Aided by relatively minimal ice cover, United States and Canadian Coast Guard icebreakers made quick work of opening Great Lakes shipping lanes this spring, which led to a promising start for bulk cargo movement. Initial cargoes included coal, concrete, iron ore, limestone, salt and stone, which supplied power generation, steel manufacturing and construction projects throughout the Great Lakes region and beyond. Then COVID-19 tightened its grip on North America and much of the continent shuttered to inhibit spread of the novel coronavirus.
This led to a cascade of negative outcomes throughout the Great Lakes as automobile manufacturing halted, electricity usage diminished and project budgets evaporated. Demand for many of the aforementioned cargoes plummeted, leading to speculation about shrinking tonnages on the Great Lakes in 2020.

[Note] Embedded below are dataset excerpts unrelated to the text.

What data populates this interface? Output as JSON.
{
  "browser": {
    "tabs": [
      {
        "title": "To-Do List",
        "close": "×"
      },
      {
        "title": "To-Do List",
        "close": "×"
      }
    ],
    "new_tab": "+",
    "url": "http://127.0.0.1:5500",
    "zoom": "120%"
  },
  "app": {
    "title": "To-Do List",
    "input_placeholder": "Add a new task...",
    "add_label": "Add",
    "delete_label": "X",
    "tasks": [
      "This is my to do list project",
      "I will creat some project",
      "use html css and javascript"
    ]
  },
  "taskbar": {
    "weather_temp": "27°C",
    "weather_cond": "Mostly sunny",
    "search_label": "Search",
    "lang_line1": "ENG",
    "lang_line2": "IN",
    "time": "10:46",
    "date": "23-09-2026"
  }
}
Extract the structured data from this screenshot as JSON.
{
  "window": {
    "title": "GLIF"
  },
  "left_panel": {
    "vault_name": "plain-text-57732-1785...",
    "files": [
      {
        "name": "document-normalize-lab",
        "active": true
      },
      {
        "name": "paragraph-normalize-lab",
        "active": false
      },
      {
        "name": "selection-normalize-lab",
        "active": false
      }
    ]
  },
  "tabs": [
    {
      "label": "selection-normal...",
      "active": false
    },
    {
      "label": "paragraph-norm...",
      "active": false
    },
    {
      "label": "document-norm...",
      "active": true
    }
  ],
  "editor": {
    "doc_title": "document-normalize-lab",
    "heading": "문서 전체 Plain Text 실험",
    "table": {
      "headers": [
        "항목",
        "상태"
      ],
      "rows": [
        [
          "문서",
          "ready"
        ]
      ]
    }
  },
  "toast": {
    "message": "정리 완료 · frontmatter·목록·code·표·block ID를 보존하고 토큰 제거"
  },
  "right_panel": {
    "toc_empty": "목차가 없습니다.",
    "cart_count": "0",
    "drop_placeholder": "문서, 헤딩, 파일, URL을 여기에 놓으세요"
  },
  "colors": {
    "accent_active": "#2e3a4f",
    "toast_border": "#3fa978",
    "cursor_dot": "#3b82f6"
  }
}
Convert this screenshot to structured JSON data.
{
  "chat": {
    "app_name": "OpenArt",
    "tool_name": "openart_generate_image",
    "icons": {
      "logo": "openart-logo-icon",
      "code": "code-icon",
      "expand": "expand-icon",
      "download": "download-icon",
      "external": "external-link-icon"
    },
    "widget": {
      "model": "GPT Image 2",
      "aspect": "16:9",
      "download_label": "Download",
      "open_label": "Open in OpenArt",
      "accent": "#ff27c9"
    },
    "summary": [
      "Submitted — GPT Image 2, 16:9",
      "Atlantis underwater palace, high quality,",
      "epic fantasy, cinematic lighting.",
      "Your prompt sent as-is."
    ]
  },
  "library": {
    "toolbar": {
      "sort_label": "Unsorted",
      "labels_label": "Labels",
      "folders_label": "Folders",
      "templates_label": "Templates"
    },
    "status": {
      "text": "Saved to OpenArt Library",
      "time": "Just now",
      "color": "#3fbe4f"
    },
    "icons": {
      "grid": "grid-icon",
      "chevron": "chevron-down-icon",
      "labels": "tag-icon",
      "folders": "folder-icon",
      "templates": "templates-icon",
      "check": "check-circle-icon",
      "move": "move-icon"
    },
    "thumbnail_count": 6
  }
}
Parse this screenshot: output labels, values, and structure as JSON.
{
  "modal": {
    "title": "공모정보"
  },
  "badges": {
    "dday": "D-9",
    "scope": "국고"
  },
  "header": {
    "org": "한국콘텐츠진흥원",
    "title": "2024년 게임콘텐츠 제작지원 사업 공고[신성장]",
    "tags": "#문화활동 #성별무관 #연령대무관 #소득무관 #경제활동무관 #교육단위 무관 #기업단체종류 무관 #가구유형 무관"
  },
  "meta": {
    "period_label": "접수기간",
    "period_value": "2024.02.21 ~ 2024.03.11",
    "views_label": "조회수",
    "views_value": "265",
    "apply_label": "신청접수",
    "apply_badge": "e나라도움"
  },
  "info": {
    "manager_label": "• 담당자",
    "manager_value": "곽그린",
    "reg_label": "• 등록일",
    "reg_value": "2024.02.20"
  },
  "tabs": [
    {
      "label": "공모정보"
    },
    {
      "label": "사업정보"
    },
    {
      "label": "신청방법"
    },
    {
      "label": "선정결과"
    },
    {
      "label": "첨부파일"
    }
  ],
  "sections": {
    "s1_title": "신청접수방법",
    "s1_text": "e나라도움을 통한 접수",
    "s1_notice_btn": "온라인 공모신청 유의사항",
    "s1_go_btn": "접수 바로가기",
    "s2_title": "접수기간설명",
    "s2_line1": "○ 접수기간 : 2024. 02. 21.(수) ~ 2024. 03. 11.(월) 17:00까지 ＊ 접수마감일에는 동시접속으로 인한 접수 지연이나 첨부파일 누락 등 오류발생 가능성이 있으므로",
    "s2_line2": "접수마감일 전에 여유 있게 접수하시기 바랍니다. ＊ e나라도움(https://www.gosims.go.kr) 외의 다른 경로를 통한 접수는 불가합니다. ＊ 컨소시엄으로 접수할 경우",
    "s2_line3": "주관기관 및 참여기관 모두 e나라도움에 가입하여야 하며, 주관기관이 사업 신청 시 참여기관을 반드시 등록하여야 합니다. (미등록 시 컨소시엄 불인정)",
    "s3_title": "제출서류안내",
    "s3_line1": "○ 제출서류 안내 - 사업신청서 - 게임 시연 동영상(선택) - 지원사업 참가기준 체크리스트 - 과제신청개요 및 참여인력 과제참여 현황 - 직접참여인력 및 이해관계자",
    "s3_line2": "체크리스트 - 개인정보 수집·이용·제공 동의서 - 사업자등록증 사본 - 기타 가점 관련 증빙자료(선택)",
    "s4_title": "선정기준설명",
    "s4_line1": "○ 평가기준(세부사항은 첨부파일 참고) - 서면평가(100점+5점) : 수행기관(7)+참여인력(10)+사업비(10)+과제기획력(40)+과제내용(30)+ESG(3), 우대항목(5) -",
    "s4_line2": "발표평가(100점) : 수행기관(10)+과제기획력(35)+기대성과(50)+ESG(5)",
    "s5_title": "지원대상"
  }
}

Several iron ore mines idled across northern Minnesota and Michigan and the same fate befell coal facilities, leaving lake freighters to briskly haul early-season stockpiles, then wait and wonder.
A brighter story played out in the early season grain movement from Thunder Bay (Canada) and the American port of Duluth-Superior at the westernmost tip of Lake Superior. After a delayed opening of the St. Lawrence Seaway due to high water levels and dangerously high outflows through the Moses-Saunders Dam, oceangoing vessels streamed across the Great Lakes for loads of wheat destined for locations still in the grips of COVID-19.
Duluth’s celebrated first saltie of the season, the Federal Churchill, arrived April 8 to load approximately 23,000 short tonnes of durum wheat bound for Italy. Two days later, Thunder Bay welcomed its first saltie of the season, Tufty, which also loaded durum wheat for Italian markets. Demand for wheat from the US and Canadian heartland continues to grow as consumers stockpile foods during lockdowns. The evidence of this consumption pattern was obvious as oceangoing vessels, sailing amidst heightened COVID-19 precautions, called early and often on the Great Lakes’ western ports.
“Commercial shipping across the Great Lakes is an essential component in the North American supply chain, and a critical component for the world, so the industry is doing all it can to overcome the challenges of COVID-19,” said Deb DeLuca, executive director of the Duluth Seaway Port Authority in Minnesota. “But there’s no doubt that it will be a challenging year.”